Some offer controls that support threat modeling for online card fraud. Virtual cards can limit the usefulness of stolen card details by reducing reuse. Merchant or category limits and location-aware prompts can also block unexpected spending or trigger extra verification when an activity deviates from normal patterns.
While these do not eliminate fraud, they convert security from a hidden back-end function into an active control surface where the user can participate in containment.
Revolutionizing Commercial Card Usage
For small and medium-sized enterprises, neobanks position cards as operating infrastructure. Traditional business banking often treats cards, lending and treasury as separate products with different onboarding flows. Neobanks unify these capabilities in a single interface with role-based access, programmable controls and integrations that fit modern finance teams.
The result is tighter financial control without adding administrative load. Businesses can connect banking to accounting systems, payroll platforms and payment processors, then use those connections to automate policy enforcement. Better data lineage and faster categorization thereby reduce the blind spots where fraud and compliance failures thrive.
AI-Powered Underwriting and Credit
Neobanks use automation to evaluate cash flow data, invoices, payment histories and account activity to adjust limits or extend credit faster than manual review cycles. End-to-end automation also improves risk management across the lending life cycle by analyzing large volumes of financial statements, histories and market signals to arrive at informed credit decisions and reduce exposure to losses.
Automation changes how businesses use cards daily. Faster underwriting means a company can access credit sooner, then continue using it without the constant stop-start that happens when assessments drag on. Ongoing monitoring also keeps things moving. If a transaction looks risky, the system can step in right away by reducing a limit, launching a quick verification or flagging a vendor.
Streamlined Expense Management
Rather than passing around one corporate card, finance teams can give each employee, project or vendor its own card and set specific rules. A contractor can get a card that works only for a week. A project card can be limited to certain merchants. A high-risk category can be blocked outright. Receipts can also flow in automatically, so expenses get matched and coded sooner.
From a cybersecurity standpoint, segmentation reduces the value of any single compromised credential. Virtual cards can be rotated frequently, employee access can be revoked instantly and anomalous expense patterns can trigger finance and security.
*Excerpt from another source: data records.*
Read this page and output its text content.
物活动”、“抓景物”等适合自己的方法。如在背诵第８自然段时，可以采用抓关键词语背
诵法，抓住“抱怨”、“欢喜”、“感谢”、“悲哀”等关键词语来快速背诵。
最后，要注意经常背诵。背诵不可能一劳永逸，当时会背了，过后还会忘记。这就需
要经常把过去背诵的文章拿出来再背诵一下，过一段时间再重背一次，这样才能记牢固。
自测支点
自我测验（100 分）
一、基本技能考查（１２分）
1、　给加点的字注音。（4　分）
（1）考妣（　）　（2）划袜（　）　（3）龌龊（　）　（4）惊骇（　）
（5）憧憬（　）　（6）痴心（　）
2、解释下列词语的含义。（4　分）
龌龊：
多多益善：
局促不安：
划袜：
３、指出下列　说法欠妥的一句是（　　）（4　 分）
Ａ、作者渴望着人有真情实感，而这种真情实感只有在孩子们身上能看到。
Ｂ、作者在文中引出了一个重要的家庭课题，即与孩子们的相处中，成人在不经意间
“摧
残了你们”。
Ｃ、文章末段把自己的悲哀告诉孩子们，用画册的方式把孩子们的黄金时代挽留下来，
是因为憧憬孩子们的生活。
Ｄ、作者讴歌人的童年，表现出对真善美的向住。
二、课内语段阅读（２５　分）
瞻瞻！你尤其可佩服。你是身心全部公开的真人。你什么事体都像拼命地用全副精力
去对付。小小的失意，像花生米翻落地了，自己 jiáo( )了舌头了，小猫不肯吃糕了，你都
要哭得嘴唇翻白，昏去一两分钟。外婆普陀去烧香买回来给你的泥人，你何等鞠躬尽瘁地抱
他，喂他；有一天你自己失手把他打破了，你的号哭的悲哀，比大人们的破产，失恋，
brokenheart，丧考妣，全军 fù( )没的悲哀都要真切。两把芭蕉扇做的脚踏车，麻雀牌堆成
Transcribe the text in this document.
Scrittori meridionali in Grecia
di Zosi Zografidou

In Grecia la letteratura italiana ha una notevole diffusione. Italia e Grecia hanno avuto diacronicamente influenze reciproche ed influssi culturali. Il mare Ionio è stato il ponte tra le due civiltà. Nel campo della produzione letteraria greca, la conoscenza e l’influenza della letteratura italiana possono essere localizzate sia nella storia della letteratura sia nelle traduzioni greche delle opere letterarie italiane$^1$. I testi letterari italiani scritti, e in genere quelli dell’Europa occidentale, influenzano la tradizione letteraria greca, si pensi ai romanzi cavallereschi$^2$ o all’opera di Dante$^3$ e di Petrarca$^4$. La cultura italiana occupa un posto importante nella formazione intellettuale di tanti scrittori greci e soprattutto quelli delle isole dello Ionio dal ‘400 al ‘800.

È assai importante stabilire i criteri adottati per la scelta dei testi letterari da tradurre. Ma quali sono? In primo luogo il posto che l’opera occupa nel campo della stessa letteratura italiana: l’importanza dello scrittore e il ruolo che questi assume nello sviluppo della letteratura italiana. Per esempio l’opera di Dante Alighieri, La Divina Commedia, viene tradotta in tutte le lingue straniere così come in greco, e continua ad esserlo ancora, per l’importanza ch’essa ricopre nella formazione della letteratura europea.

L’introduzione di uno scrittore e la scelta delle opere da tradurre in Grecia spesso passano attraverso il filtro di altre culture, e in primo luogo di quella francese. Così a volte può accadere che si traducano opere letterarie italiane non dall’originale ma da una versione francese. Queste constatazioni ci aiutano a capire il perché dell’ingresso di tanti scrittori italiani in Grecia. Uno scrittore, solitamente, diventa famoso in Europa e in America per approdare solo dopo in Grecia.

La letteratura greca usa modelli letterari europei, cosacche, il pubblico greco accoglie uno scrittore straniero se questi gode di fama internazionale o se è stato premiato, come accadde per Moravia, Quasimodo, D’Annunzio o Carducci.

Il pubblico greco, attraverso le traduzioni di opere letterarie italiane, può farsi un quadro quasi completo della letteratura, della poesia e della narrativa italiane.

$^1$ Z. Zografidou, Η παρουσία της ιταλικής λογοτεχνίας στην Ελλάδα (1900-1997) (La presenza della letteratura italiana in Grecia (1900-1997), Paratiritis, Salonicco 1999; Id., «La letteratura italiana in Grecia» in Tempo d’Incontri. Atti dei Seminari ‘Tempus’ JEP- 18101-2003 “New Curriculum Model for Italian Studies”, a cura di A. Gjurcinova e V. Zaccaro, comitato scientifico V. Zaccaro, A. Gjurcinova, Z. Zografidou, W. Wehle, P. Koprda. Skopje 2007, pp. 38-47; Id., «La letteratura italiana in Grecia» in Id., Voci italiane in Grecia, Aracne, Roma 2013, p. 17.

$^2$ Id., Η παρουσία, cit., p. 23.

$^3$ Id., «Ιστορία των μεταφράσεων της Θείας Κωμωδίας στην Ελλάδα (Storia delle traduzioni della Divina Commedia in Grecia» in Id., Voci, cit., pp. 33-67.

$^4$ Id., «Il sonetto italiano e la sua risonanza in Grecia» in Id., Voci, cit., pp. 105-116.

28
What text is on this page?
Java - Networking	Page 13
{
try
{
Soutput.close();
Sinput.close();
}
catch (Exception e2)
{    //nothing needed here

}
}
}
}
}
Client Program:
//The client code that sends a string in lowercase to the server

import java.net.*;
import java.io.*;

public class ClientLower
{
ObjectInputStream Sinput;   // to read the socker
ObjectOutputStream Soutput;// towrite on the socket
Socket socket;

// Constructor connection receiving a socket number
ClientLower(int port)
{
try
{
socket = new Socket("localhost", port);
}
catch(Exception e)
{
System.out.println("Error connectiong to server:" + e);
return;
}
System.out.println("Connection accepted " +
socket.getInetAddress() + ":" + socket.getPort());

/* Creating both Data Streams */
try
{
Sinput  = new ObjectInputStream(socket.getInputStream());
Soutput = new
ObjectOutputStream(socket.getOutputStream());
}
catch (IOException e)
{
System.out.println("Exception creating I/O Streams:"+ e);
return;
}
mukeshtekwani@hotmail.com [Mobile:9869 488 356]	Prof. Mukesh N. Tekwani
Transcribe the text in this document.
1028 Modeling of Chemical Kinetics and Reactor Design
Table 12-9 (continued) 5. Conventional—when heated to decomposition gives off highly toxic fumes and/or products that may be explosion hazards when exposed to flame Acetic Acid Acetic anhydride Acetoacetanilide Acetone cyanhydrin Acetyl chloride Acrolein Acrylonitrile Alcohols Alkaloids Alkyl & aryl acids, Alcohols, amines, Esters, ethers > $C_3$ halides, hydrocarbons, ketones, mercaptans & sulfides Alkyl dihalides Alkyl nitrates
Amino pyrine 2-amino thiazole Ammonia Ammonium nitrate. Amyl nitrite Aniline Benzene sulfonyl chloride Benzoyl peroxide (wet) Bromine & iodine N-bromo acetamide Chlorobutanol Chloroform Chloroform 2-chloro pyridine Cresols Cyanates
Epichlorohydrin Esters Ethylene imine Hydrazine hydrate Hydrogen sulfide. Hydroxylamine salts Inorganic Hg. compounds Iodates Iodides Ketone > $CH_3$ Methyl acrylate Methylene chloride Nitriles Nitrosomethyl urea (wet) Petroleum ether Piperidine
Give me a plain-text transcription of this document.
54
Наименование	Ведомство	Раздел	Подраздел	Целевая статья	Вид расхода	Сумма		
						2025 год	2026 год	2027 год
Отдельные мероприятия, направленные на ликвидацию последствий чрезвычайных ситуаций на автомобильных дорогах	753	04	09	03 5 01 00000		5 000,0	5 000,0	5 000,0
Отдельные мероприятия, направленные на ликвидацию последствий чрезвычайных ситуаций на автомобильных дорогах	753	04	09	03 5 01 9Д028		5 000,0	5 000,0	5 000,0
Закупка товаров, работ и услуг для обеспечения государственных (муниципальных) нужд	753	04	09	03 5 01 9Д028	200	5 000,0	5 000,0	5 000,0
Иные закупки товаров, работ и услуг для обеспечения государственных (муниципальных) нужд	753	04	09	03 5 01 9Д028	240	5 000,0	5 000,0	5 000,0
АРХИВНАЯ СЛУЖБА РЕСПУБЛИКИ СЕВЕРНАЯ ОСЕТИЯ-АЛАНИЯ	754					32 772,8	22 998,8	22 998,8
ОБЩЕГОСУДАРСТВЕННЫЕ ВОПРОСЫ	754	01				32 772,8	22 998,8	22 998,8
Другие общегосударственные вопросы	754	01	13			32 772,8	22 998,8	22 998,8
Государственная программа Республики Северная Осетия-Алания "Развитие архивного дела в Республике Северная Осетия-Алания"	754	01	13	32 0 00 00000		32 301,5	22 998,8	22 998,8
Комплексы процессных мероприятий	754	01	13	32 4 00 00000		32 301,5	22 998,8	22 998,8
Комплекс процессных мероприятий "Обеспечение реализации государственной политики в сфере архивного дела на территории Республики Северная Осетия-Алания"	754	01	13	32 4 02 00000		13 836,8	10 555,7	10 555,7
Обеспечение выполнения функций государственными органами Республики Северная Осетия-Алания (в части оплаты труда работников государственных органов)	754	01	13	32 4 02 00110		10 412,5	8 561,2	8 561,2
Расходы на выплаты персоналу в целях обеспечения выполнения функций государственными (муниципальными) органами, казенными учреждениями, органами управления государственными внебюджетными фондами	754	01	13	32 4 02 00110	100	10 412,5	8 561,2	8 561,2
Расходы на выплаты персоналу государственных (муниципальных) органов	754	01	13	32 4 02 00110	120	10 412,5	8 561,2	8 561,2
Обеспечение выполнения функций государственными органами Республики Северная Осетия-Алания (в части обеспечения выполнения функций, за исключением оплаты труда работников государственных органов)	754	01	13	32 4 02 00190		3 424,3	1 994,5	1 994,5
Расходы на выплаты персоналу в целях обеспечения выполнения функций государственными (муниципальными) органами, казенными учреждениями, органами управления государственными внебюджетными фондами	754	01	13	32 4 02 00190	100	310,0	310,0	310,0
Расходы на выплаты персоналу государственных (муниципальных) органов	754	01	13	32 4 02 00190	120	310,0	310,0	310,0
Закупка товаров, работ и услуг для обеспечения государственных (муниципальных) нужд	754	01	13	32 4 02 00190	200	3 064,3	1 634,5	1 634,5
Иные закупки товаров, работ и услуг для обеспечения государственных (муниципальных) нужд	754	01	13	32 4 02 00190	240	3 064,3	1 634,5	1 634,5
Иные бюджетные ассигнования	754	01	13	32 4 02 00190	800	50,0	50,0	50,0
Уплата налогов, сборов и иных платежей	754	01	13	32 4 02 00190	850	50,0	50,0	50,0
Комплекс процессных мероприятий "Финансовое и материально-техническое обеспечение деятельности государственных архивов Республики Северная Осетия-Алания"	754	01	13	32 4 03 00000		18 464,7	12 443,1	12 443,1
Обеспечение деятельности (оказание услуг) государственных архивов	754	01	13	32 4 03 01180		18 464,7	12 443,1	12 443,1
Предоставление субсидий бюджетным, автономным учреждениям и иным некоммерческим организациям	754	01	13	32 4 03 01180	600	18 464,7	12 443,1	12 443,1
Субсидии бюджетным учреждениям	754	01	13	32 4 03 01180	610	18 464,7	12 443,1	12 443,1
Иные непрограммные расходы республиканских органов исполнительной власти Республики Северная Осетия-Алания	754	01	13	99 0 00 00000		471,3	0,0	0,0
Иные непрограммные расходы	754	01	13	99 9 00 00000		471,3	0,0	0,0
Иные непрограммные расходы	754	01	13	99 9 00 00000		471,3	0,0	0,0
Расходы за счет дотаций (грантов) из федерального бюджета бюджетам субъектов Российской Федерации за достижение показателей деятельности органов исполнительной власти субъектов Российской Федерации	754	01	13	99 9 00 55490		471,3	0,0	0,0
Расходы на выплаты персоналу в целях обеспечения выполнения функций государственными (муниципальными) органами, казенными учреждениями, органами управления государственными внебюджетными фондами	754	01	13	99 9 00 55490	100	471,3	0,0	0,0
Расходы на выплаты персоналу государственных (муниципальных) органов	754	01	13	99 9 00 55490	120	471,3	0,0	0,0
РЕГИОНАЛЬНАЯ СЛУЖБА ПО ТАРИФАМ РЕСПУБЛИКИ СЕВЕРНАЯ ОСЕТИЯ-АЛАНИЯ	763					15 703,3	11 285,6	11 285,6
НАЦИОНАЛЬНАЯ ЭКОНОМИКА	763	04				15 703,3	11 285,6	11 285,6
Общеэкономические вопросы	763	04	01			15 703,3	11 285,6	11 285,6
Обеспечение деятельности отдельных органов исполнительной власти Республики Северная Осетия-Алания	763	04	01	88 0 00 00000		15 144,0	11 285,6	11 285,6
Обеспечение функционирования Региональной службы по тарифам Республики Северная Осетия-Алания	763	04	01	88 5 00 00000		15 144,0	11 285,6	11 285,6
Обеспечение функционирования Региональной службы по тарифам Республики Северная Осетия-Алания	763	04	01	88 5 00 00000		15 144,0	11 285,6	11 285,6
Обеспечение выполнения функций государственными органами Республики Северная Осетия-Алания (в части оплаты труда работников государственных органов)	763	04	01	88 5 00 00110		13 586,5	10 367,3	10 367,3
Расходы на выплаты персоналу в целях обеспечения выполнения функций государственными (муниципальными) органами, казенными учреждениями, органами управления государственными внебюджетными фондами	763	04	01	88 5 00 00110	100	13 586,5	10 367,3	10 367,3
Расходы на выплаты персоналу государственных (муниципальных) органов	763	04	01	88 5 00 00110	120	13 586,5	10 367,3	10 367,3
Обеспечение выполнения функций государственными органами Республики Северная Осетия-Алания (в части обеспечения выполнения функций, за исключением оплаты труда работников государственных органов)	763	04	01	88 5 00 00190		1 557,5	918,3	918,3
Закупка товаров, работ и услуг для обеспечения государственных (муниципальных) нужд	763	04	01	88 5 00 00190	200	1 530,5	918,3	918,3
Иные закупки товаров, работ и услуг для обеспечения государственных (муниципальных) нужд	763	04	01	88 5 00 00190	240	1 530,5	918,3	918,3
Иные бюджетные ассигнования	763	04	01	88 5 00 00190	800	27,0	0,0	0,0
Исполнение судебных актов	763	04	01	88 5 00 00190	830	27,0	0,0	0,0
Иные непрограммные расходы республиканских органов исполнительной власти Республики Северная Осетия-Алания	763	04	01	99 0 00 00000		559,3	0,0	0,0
What This Means for Traditional Banking
Incumbent banks are responding to neobanks, partly because customers now seek instant alerts, self-service freezes and app-native dispute flows as baseline features. Regulators are also paying attention to how AI changes risk and resilience, especially when models depend on third-party providers or introduce new attack surfaces.
The U.S. Federal Reserve has even emphasized the need to balance innovation with safety, soundness and evolving risk management practices as AI adoption expands. Supervisors in Europe have also described banks using AI for credit scoring and fraud detection as adoption becomes more mainstream.
Next Steps for Safer and Smarter Card Use
Cards now act like smart controls for identity, risk and cash flow. Neobanks pushed that shift by using AI and automation to speed up processes for a range of financial services. As these systems improve, credit and debit use will adapt in real time, staying more secure and fitting more naturally into daily spending and business operations.